Grazie all’impegno straordinario profuso negli anni, e alla diffusione militante “porta a
porta”, “Noi donne” raggiunge negli anni ‘70 il suo apice, con la massima tiratura di copie,
arrivando a punte di 600mila esemplari a numero. Sono davvero i suoi anni “ruggenti”. Negli anni
a seguire, il giornale affronta seri problemi finanziari, rischiando la chiusura della testata.
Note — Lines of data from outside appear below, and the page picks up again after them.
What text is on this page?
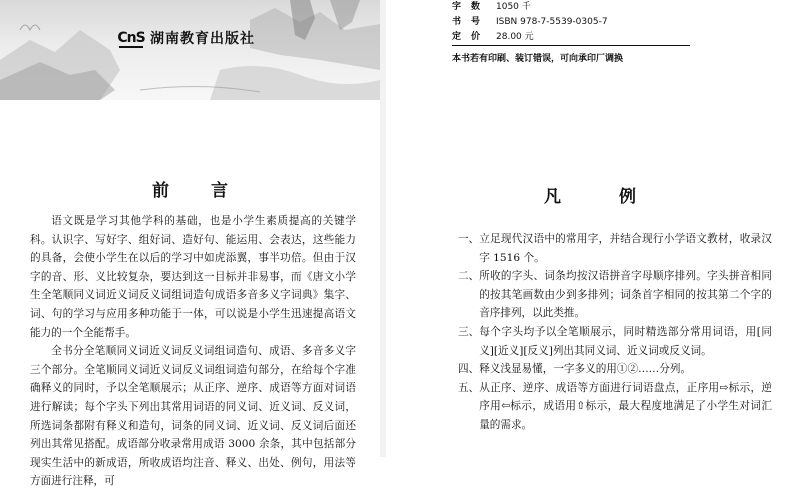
CnS 湖南教育出版社
前 言

语文既是学习其他学科的基础，也是小学生素质提高的关键学科。认识字、写好字、组好词、造好句、能运用、会表达，这些能力的具备，会使小学生在以后的学习中如虎添翼，事半功倍。但由于汉字的音、形、义比较复杂，要达到这一目标并非易事，而《唐文小学生全笔顺同义词近义词反义词组词造句成语多音多义字词典》集字、词、句的学习与应用多种功能于一体，可以说是小学生迅速提高语文能力的一个全能帮手。

全书分全笔顺同义词近义词反义词组词造句、成语、多音多义字三个部分。全笔顺同义词近义词反义词组词造句部分，在给每个字准确释义的同时，予以全笔顺展示；从正序、逆序、成语等方面对词语进行解读；每个字头下列出其常用词语的同义词、近义词、反义词，所选词条都附有释义和造句，词条的同义词、近义词、反义词后面还列出其常见搭配。成语部分收录常用成语 3000 余条，其中包括部分现实生活中的新成语，所收成语均注音、释义、出处、例句，用法等方面进行注释，可

字数 1050 千
书号 ISBN 978-7-5539-0305-7
定价 28.00 元
本书若有印刷、装订错误，可向承印厂调换
凡 例
一、 立足现代汉语中的常用字，并结合现行小学语文教材，收录汉字 1516 个。
二、 所收的字头、词条均按汉语拼音字母顺序排列。字头拼音相同的按其笔画数由少到多排列；词条首字相同的按其第二个字的音序排列，以此类推。
三、 每个字头均予以全笔顺展示，同时精选部分常用词语，用[同义][近义][反义]列出其同义词、近义词或反义词。
四、 释义浅显易懂，一字多义的用①②……分列。
五、 从正序、逆序、成语等方面进行词语盘点，正序用⇨标示，逆序用⇦标示，成语用⇧标示，最大程度地满足了小学生对词汇量的需求。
Solo agli
albori degli anni duemila, grazie ad un suo riassestamento interno, ad una sua diversa
ricollocazione nel mercato editoriale, e alla professionalità che tante amiche mettono a sua
disposizione, il periodico, sotto la direzione di Tiziana Bartolini, assume rinnovato vigore. Oggi
“Noi Donne” è un network che edita un mensile cartaceo (pubblicato anche in versione pdf) e un
settimanale on line: NOIDONNE WEEK, ha un sito costantemente aggiornato
(www.noidonne.org), in cui sono pubblicati anche video diffusi attraverso una webtv che
trasmette su piattaforma Streamago. È presente e molto attivo nei social (Facebook e Twitter) e ha
una stretta collaborazione con il gruppo Tiscali.